Policjant ze Szczecińskiej Komendy Miejskiej, który zajmuje się odnajdywaniem zaginionych i skradzionych zabytków, kilka dni temu otrzymał zdjęcia zabytków zrobionych w jednej z miejscowości w powiecie gryfickim w Zachodniopomorskiem.
Na jednym z nich uwieczniono renesansową płytę, charakterystyczną dla terenów Łużyc i Dolnego Śląska. Okazało się, że to płyta Christiny von Schöneich, żony Philipa II von Schöneich, zmarłej w 1589 roku.
Szczecin. Po 25 latach policjanci odnaleźli skradzioną renesansową płytę
Z tą wiedzą mundurowy zwrócił się o pomoc do resortu kultury i Narodowego Instytutu Dziedzictwa (NID) w Warszawie - by sprawdzić, czy płyta nie figuruje przypadkiem w wykazie skradzionych zabytków.
W pomoc zaangażowali się także lubuski i dolnośląski konserwator wojewódzki oraz lokalne oddziały NID. Chodziło m.in. o to, by ustalić, gdzie rodzina von Schöneich mogła być pochowana.
Lubuski Wojewódzki Konserwator Zabytków przekazał, że płyta została skradziona z kościoła ewangelickiego w miejscowości Gębice w Lubuskiem i - od 1975 roku - znajduje się w rejestrze zabytków.

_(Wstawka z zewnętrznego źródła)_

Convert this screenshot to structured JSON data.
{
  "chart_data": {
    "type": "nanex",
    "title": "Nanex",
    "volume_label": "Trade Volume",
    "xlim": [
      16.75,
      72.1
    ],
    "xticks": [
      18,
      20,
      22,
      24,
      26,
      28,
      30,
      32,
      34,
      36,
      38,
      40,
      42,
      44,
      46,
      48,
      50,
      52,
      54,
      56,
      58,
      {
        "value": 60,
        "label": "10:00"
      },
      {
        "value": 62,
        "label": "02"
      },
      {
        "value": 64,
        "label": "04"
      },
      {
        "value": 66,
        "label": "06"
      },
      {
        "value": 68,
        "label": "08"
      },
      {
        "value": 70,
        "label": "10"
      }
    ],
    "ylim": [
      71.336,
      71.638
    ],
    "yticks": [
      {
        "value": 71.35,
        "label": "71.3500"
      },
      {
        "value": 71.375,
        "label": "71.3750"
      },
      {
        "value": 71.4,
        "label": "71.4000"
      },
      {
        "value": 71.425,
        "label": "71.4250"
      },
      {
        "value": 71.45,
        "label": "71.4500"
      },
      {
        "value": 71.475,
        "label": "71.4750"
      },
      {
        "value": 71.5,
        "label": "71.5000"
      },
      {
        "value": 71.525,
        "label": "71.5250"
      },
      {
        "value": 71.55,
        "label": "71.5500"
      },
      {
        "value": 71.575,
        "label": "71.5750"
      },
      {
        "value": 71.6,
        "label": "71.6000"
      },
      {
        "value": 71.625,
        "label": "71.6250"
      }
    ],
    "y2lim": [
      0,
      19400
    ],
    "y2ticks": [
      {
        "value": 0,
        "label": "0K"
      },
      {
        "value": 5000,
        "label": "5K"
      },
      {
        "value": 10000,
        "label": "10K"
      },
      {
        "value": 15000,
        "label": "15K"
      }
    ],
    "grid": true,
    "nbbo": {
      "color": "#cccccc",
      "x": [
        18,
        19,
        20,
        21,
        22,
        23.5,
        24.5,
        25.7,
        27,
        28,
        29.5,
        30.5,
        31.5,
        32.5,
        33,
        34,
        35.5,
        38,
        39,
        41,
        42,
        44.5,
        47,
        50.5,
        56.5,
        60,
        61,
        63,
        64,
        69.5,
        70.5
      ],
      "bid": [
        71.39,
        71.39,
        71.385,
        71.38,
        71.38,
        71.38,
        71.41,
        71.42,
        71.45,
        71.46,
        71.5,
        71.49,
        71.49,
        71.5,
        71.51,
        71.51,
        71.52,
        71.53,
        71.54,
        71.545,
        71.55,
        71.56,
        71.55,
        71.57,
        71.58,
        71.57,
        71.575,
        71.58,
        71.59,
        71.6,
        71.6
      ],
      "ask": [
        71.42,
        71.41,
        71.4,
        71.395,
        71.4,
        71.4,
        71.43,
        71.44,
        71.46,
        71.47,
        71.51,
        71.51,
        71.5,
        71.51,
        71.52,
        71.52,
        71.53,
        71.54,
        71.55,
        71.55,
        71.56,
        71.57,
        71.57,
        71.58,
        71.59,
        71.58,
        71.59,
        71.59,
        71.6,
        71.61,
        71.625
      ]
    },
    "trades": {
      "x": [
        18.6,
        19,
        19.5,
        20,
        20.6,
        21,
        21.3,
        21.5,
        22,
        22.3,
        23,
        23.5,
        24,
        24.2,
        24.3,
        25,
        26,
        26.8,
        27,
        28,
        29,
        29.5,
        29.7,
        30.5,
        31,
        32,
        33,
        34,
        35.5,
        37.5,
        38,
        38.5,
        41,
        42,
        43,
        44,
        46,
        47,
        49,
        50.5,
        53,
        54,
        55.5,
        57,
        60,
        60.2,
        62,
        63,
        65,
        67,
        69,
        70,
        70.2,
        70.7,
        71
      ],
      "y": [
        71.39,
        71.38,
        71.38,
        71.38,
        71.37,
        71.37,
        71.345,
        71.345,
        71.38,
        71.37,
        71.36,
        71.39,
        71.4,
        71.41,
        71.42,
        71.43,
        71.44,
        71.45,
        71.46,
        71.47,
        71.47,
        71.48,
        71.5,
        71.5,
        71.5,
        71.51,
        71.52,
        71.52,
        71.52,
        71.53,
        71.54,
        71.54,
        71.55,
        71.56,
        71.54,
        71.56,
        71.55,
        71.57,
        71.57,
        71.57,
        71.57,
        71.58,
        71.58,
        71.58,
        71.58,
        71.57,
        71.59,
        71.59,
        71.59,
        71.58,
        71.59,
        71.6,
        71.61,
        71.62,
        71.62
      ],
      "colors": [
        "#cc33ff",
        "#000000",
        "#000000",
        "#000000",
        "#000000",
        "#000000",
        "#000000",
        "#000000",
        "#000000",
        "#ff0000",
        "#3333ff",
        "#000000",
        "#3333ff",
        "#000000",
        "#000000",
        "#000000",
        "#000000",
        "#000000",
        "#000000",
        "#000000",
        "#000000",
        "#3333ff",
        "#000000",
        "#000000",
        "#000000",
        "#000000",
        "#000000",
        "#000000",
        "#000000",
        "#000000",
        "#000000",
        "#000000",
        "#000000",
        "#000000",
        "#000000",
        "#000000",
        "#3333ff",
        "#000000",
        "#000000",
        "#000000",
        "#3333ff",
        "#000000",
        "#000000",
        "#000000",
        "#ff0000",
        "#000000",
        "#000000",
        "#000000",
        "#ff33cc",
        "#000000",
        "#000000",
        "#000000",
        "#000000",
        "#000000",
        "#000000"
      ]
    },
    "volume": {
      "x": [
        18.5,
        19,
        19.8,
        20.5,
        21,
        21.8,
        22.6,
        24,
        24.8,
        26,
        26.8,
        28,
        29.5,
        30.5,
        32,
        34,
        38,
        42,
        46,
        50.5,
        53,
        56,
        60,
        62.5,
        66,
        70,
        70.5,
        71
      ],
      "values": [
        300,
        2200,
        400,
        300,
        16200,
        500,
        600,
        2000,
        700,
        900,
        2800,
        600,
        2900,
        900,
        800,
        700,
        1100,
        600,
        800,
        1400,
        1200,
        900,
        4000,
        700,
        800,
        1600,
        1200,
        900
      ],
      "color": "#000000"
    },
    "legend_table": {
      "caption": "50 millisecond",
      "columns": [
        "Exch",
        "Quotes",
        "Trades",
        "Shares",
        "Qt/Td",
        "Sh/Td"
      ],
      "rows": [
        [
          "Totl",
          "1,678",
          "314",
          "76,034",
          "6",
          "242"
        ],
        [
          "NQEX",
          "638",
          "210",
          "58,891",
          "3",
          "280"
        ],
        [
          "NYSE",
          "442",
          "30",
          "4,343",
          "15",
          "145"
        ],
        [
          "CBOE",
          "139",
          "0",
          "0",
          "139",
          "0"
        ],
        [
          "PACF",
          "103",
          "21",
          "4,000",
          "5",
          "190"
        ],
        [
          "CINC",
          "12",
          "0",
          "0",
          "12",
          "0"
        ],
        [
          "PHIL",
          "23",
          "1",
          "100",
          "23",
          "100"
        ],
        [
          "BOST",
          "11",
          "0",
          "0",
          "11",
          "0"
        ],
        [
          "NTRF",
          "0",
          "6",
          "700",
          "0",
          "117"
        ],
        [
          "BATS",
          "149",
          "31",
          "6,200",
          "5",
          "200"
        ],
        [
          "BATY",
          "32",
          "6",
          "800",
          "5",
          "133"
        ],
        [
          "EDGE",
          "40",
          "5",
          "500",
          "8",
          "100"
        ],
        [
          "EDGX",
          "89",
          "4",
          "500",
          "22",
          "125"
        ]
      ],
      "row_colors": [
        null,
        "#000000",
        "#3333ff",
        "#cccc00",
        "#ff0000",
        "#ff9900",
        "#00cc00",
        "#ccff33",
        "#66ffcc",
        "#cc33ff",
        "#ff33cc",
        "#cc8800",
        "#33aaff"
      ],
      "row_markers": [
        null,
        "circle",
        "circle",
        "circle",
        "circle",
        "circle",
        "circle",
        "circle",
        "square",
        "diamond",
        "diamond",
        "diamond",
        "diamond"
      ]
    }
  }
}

Jednocześnie ustalono, że wraz z płytą nagrobną Christiny von Schöneich skradziono także płytę nagrobną jej męża.
Sukces policjantów. Płyta z XVI w. trafiła do katedry
Następnie policjanci - wyposażeni w dokumentację konserwatorską - udali się na miejsce, gdzie znajdowała się skradzioną płyta. Właściciel, na którego posesji się znajdowała, tłumaczył, że kupił ją w 2000 roku od handlarza. Chciał sprzedać ją z zyskiem, ale ponieważ mu się nie udało, płyta pozostawała w jego posiadaniu przez prawie 25 lat.
ZOBACZ: Niesamowite odkrycie na przyszłej krajowej siódemce. Ma ponad 4 tys. lat
Płyta została przewieziona do strzeżonego wirydarza katedry w Kamieniu Pomorskim, gdzie pozostanie do dalszych decyzji prokuratury i Wojewódzkiego Urzędu Ochrony Zabytków w Zielonej Górze - podsumował nadkom. dr Marek Łuczak.